For decades, endeavors have been made to compare the utility of 18F-FDG and 11C-FMZ in the localization of epileptogenic zone [18, 32,33,34,35,36,37]. Nonetheless, the conclusions were less powerful to be extrapolated to clinical practice due to limited sample sizes and heterogeneity of different studies. We performed a meta-analysis to generate a more precise effect size of performances of FDG and FMZ in epilepsy localization and to provide a convincing evidence for healthcare professionals in counseling patients with epilepsy.

In this meta-analysis, we did a detailed literature search to improve the potential to capture all relevant studies as we can. Data extraction was conducted by two independent investigators using a pre-designed form. Furthermore, we assessed the heterogeneity between studies included, source of heterogeneity, quality of each study, and publication bias. The quality of individual study included in this meta-analysis was evaluated as high according to the QUADAS-2 scale. Furthermore, no significant heterogeneity between studies was observed; the analysis of threshold indicated that the results of studies can be consolidated with sufficient reasons. The influence analysis showed no single study had significant impact on the overall results. However, as we performed subgroup analysis, the results revealed that as for 11C-FMZ-PET, there was statistically significant difference in the TLE patients and adults. This contradiction may be attributed to the small numbers of studies in subgroups. Deeks’ funnel plot asymmetry tests indicated that publication bias may not affect the results between studies in either 18F-FDG or 11C-FMZ PET. This meta-analysis showed higher sensitivity of FDG-PET over FMZ-PET for the localization of epilepsy; however, the specificity of FDG-PET was lower than that of FMZ-PET. With respect to the type of epilepsy, both modalities showed better performance in patients with TLE compared with other epilepsy types. In consideration of clinical applications, given the positive and negative LRs of FMZ-PET (2.3 (95% CI: 1.3–4.0) and 0.52 (95% CI: 0.36–0.77)), it might help in excluding and confirming the localization of epilepsy foci in contrast to relevant indicators of FDG-PET. With respect to concordant detection results compared with reference standards (EEG/surgery outcome), FDG-PET/MRI coregistration reached a concordance rate of 93%; FMZ-PET manifested superior concordance rate over FDG-PET imaging. FMZ-PET showed higher concordance rate than FDG-PET.

Nevertheless, there are limitations in this meta-analysis. All analysis was performed at the study level, so we were unable to extract information at individual level based on the information in each study. Therefore, the division of subgroups for age of participants and the duration of epilepsy was deemed to be less specific. Although we detailed the inclusion and exclusion criteria, heterogeneity in studies still existed. Even though the subgroup analysis was conducted, the corresponding interpretation should be made with caution.

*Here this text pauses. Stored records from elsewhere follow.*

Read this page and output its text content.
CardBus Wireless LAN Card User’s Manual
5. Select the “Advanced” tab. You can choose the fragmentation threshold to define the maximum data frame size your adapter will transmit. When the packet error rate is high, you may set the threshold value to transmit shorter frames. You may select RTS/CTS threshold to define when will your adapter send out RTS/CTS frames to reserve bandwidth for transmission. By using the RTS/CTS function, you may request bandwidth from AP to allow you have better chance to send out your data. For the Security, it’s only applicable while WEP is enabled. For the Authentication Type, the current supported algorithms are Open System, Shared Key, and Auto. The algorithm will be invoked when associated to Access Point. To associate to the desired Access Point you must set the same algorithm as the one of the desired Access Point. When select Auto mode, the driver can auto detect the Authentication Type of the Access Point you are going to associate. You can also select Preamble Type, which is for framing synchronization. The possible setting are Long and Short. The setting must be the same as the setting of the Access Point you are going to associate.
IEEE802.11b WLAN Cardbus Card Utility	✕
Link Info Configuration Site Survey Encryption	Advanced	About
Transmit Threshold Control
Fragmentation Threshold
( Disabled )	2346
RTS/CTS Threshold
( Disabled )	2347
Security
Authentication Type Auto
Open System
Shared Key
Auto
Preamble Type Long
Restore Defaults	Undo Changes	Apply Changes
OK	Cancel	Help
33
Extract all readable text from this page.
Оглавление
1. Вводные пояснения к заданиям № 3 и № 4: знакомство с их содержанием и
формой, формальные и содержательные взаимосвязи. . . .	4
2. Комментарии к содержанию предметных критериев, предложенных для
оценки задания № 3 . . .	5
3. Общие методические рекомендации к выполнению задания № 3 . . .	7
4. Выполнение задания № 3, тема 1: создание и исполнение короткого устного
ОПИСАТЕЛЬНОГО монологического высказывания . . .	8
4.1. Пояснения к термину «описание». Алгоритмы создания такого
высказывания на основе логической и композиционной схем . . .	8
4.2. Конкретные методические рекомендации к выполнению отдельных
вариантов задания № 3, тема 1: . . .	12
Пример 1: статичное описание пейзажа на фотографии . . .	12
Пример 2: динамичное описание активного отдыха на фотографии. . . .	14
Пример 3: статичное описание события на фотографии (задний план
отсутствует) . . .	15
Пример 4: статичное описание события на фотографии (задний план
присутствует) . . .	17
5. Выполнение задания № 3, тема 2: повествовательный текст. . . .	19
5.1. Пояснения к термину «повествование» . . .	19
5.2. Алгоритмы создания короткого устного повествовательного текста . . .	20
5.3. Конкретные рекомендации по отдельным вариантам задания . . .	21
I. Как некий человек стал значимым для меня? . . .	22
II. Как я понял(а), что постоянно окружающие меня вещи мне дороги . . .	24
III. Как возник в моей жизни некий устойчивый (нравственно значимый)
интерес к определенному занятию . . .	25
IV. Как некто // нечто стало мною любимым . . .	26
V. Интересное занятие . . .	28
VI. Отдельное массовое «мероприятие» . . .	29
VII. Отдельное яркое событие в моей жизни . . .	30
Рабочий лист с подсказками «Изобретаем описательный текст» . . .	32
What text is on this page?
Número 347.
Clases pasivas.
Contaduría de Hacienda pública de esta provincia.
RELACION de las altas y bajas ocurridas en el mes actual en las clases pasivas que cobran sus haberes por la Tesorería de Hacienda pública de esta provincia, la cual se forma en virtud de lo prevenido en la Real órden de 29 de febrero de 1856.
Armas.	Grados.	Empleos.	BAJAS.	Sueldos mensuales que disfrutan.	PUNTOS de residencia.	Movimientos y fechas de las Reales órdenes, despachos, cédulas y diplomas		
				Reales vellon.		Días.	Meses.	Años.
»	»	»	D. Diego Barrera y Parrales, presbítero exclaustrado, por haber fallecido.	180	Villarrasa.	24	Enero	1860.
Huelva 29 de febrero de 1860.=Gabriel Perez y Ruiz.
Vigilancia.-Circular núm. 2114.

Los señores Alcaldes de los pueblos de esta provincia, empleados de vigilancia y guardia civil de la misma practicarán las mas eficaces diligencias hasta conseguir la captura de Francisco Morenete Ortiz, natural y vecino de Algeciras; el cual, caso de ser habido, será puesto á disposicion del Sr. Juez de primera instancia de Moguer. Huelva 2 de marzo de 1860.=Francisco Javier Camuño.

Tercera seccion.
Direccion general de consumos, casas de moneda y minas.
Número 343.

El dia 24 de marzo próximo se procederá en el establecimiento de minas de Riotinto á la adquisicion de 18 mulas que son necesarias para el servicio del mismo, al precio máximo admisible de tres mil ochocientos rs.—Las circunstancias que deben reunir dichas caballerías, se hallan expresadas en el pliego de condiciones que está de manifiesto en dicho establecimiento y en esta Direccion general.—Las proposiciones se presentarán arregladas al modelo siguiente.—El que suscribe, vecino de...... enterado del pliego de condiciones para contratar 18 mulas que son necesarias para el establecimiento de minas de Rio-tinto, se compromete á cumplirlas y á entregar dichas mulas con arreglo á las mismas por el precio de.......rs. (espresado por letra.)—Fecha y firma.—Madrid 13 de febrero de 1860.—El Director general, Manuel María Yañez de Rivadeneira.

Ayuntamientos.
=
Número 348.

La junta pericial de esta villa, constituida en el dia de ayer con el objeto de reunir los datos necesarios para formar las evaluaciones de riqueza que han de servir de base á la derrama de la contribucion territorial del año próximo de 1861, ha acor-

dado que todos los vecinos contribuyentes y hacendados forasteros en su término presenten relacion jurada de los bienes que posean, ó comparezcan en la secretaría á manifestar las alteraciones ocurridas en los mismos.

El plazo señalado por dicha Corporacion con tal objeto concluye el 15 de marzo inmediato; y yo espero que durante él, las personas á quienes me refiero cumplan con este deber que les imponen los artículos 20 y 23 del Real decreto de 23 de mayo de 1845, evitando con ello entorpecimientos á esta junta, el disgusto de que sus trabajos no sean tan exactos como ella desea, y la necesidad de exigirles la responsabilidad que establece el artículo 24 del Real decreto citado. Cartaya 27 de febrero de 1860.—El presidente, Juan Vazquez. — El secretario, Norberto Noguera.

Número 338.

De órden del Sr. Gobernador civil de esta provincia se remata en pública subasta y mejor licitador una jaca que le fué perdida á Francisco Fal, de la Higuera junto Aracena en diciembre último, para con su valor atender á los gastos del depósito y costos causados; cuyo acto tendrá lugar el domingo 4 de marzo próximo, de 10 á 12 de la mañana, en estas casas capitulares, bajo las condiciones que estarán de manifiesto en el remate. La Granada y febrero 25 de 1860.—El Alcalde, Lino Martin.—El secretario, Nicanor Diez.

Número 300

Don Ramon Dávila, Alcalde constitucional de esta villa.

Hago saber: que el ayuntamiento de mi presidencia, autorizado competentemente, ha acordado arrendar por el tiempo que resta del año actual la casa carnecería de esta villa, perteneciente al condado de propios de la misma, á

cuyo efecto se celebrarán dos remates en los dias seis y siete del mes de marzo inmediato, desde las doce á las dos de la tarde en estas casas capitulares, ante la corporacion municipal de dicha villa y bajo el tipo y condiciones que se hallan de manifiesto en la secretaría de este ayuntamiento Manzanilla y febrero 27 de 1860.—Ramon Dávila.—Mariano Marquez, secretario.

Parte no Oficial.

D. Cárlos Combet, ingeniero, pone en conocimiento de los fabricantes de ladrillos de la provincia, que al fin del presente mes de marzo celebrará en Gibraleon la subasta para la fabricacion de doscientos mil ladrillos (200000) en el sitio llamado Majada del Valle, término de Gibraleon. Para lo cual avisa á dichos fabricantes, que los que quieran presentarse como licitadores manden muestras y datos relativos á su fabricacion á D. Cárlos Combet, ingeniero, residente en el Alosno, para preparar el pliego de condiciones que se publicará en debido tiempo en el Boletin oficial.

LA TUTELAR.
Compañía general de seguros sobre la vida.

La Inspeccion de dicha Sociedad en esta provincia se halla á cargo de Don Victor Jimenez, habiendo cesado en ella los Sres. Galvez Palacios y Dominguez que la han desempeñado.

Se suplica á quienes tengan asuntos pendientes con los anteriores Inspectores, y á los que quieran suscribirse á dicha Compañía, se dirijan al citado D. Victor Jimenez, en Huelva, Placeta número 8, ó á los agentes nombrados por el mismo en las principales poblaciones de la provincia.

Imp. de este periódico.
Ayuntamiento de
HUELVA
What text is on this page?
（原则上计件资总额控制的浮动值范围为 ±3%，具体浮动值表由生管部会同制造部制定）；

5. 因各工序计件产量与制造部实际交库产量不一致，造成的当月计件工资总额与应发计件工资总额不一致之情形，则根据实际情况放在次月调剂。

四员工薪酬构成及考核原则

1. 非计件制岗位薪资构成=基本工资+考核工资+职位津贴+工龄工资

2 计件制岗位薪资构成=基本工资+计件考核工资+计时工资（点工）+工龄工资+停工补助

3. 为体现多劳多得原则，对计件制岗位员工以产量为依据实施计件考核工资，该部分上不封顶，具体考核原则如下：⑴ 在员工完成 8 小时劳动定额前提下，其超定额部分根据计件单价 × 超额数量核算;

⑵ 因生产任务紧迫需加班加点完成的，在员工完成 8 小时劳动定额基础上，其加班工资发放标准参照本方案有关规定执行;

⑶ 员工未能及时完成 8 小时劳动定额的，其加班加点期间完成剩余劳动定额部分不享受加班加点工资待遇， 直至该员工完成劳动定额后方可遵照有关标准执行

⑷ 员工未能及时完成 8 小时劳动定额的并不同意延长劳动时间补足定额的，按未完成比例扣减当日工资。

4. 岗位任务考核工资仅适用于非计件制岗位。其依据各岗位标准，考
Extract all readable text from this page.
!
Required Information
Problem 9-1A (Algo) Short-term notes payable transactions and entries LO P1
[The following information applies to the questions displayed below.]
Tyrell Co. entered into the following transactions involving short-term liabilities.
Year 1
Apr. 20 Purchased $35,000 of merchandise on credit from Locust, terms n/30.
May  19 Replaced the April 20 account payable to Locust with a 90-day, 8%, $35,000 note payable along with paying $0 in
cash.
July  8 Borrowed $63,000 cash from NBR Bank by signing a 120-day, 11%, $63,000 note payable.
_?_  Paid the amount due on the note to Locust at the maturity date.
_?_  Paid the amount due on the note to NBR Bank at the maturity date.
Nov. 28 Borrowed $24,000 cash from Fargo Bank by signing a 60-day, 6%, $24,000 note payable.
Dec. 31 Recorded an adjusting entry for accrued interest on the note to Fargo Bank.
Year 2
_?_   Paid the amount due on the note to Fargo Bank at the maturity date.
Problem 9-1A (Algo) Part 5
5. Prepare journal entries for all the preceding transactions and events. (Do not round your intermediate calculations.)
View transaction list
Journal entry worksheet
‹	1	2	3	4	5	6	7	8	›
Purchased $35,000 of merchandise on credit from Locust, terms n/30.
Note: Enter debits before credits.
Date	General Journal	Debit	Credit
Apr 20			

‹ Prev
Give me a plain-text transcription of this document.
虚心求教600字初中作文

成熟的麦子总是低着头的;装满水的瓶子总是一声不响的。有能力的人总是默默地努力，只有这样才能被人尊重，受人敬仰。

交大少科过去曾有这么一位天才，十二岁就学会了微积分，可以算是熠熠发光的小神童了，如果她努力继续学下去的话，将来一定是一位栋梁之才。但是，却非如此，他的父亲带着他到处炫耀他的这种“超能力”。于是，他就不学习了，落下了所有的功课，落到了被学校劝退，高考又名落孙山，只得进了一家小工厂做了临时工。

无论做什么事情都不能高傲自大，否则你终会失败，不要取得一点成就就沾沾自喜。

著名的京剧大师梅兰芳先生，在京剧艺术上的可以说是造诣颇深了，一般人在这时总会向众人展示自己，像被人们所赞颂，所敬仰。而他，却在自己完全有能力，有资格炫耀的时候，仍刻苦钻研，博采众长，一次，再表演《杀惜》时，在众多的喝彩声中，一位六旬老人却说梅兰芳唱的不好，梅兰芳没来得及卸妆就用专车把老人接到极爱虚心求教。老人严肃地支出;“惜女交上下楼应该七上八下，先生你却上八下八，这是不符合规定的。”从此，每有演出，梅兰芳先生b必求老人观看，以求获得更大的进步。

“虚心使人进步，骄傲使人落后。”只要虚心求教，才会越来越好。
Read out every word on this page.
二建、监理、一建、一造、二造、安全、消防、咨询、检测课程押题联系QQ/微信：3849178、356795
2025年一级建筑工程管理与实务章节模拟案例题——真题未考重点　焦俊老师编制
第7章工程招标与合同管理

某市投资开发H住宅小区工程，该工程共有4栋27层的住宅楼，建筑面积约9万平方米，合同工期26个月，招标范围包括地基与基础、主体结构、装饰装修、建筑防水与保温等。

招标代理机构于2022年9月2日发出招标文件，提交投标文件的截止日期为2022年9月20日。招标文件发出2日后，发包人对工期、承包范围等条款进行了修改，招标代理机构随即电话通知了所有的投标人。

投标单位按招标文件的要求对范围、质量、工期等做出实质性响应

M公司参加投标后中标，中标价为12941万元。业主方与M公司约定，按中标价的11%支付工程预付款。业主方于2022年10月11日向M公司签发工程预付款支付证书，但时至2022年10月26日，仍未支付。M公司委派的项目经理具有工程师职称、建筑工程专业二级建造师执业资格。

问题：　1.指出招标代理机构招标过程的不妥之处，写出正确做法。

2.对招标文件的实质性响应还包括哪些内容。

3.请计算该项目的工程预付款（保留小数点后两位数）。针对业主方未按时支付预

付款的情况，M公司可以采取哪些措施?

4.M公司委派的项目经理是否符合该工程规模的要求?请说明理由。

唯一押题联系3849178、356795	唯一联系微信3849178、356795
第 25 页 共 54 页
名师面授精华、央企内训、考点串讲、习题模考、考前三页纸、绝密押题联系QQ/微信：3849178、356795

On the basis of our findings in this analysis, we may conclude that both 11C-FMZ PET and 18F-FDG PET can provide helpful complementary information for the localization of epileptogenic zone, especially when combined with other noninvasive technologies such as MRI. Interestingly, the recent development of 18F-FMZ, an alternative tracer of 11C-FMZ, might overcome the issues including short half-life [38]. Further assessments of potentially powerful tracers such as 18F-FMZ are needed.